Goddy Jedy Agba OFR, born Godwin, 20 August 1958, is a Nigerian bureaucrat, politician, farmer, author and former Group general manager, Crude Oil Marketing Division, Nigerian National Petroleum Company (NNPC). As of July 2019, he was nominated as a minister of the federal republic of Nigeria from Cross River by the government of President Muhammadu Buhari. In 1983, he had his first Degree in International Studies from Ahmadu Bello University, Zaria. He obtained his master's degree in International Law and Diplomacy from the University of Lagos, Akoka in 1989. Goddy joined Federal Civil Service in 1984 and retired at NNPC in 2014 to join the Nigerian politics.

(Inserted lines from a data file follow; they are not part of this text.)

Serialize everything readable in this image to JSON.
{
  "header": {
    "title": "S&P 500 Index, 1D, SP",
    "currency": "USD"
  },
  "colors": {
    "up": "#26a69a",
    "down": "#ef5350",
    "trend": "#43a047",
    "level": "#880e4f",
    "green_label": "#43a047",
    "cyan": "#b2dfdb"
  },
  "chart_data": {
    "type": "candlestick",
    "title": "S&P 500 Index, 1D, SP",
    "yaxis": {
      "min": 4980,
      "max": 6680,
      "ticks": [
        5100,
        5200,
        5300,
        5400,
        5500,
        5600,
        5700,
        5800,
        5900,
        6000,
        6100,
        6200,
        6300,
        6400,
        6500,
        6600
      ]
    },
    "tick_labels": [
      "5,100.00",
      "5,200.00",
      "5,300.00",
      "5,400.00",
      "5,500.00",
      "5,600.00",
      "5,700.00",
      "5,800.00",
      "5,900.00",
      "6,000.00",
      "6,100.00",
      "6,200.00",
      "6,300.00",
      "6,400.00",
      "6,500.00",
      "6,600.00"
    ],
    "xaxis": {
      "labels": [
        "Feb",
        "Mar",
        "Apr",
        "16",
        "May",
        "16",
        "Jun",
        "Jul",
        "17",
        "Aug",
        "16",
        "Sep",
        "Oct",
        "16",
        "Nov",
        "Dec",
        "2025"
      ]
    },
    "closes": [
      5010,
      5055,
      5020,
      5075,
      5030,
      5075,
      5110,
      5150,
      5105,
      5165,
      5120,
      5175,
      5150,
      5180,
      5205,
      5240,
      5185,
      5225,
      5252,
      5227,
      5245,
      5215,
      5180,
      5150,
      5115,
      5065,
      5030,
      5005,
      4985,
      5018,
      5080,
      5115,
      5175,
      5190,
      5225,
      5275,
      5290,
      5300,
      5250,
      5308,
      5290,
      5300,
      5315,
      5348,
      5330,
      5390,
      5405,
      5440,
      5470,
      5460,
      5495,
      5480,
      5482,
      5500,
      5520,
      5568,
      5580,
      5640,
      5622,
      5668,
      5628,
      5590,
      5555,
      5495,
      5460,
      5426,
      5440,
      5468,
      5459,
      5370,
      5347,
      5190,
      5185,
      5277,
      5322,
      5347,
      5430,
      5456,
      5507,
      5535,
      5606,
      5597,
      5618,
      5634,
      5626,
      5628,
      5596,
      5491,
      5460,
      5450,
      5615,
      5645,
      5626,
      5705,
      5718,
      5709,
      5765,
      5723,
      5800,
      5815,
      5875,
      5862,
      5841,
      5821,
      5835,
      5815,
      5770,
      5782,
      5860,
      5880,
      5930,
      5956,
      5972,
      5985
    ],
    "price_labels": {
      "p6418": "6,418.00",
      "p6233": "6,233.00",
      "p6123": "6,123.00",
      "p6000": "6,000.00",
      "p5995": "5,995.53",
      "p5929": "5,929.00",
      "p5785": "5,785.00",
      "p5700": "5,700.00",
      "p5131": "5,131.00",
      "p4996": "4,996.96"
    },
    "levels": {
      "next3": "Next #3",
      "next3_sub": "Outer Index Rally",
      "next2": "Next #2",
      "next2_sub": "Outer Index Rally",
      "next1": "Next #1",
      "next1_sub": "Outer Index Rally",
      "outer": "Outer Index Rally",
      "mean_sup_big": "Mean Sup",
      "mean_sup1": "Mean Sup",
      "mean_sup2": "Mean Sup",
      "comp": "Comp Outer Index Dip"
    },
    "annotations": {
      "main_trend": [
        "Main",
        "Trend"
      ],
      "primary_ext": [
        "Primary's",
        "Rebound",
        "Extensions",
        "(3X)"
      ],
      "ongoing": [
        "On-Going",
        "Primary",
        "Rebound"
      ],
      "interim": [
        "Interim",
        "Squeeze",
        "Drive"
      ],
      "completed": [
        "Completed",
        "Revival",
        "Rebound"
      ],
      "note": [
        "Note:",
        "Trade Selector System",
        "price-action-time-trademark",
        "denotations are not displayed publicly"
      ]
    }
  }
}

== Background and education ==
Goddy was born into a royal family in Obudu in the year 1958 by Uti J.D. Agba, the paramount ruler from Obudu, Cross Rivers state. According to Thisday newspaper, "Agba is the first son of HRH Uti J.D. Agba, the paramount ruler of Obudu Area Council reputed to be the longest serving traditional ruler in Cross River State. Agba's father has been on the throne for over 50 years and he is a three-time chairman of the State traditional council" He bagged his first degree in International Studies from Ahmadu Bello University, Zaria, Kaduna State in 1983. in 1989, he proceeded to University of Lagos, Akoka for his master's degree in International Law and Diplomacy. He was honored as an Officer of the Order of the Federal Republic (OFR) In September 2012. Goddy's autobiography, "Stepping Forward with Uti J.D. Agba" was presented to the public on 18 November 2017.The book reflected on the influence of his father on his life from childhood. In July 2019, he was nominated for a ministerial position by the government of President Muhammadu Buhari. In August 2019, he was sworn in as the Minister of state for Power, Federal Republic of Nigeria.

== Career ==
Goddy joined the Federal civil service in September 1984 as an Assistant Secretary II. He was posted as a senior assistant secretary to the Federal Development Authority (FDA) in Lagos In October 1985. in the same office, he was promoted to the post of Deputy Liaison officer in 1987. He became the personal assistant to the minister of special duties under the presidency, state house-Lagos. In 1989, Agba was selected as personal assistant to the minister of special duties under the presidency, He was moved to the ministry of foreign affairs as personal assistant to the minister of state on foreign affairs in December 1990. He was on this position till 1993 when he became the personal assistant to the secretary of the state till 1995 when he joined NNPC. At the nation's oil company, he rose to the position of head market research, crude oil marketing department and later became the head gas/gas liquids/condensate sales, GGLU Crude Oil Marketing Department in 2014, he left NNPC to join politics in his state. After being nominated for ministerial position by President Muhammadu Buhari in July, he was assigned the portfolio of Minister of State, Power on 21 August 2019.